For more than two decades, mutations in a gene located in the DNA of mitochondria have been classified as a mitochondrial disease and linked to a particular set of symptoms. However, according to new findings from researchers at Children's Hospital of Philadelphia (CHOP), mutations in this gene, which encodes an essential part of the mitochondrial motor known as ATP synthase that generates cellular energy, are much more variable than previously thought. This prompts the need to develop more precise clinical tests that can better determine the course of treatment for patients affected by mitochondrial disorder.
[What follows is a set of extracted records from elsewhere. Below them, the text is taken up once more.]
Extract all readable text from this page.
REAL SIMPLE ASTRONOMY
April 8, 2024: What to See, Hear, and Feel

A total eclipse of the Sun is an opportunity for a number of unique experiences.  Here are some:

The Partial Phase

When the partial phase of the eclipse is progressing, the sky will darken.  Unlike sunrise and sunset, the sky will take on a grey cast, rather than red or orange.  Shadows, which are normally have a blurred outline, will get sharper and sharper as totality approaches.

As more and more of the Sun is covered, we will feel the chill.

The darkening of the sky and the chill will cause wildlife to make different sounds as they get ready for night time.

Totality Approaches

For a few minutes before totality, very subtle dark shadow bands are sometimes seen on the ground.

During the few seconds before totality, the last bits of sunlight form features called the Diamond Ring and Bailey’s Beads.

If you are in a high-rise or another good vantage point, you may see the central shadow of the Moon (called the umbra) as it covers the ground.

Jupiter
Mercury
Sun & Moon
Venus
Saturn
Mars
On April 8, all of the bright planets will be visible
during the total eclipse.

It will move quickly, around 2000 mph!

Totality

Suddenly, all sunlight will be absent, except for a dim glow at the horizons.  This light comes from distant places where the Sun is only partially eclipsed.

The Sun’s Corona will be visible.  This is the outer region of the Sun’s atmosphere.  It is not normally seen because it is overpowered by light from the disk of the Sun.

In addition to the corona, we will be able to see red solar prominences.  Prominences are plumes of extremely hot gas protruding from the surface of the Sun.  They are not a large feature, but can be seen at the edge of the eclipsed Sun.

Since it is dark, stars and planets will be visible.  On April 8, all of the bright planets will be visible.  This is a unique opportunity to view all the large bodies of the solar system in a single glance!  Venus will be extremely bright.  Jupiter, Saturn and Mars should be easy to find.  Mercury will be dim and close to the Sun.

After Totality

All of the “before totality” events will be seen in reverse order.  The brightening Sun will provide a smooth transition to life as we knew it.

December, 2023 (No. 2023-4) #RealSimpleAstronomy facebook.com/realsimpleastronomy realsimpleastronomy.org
The study was published online on February 14. 2019 in the journal Human Mutation. The article is titled “"MT-ATP6 Mitochondrial Disease Variants: Phenotypic and Biochemical Features Analysis in 218 Published Cases and Cohort of 14 New Cases." Mitochondria are structures found within human and animal cells that are responsible for energy production. Mitochondria contain 37 genes encoded in their own DNA (mtDNA) that are separate from the DNA found inside the nucleus of the cell. Variations in more than 350 different genes located across both nuclear and mitochondrial DNA are responsible for causing mitochondrial diseases, which can typically cause more than 16 different symptoms in each patient and affect multiple organs. Mutations in the mtDNA-encoded ATP synthase membrane subunit 6 gene (MT-ATP6) are found in between 10 and 20 percent of cases of Leigh syndrome, a progressive brain disorder long recognized as a form of mitochondrial disease, and another recognizable condition known as neuropathy, ataxia, and retinitis pigmentosa (NARP) syndrome.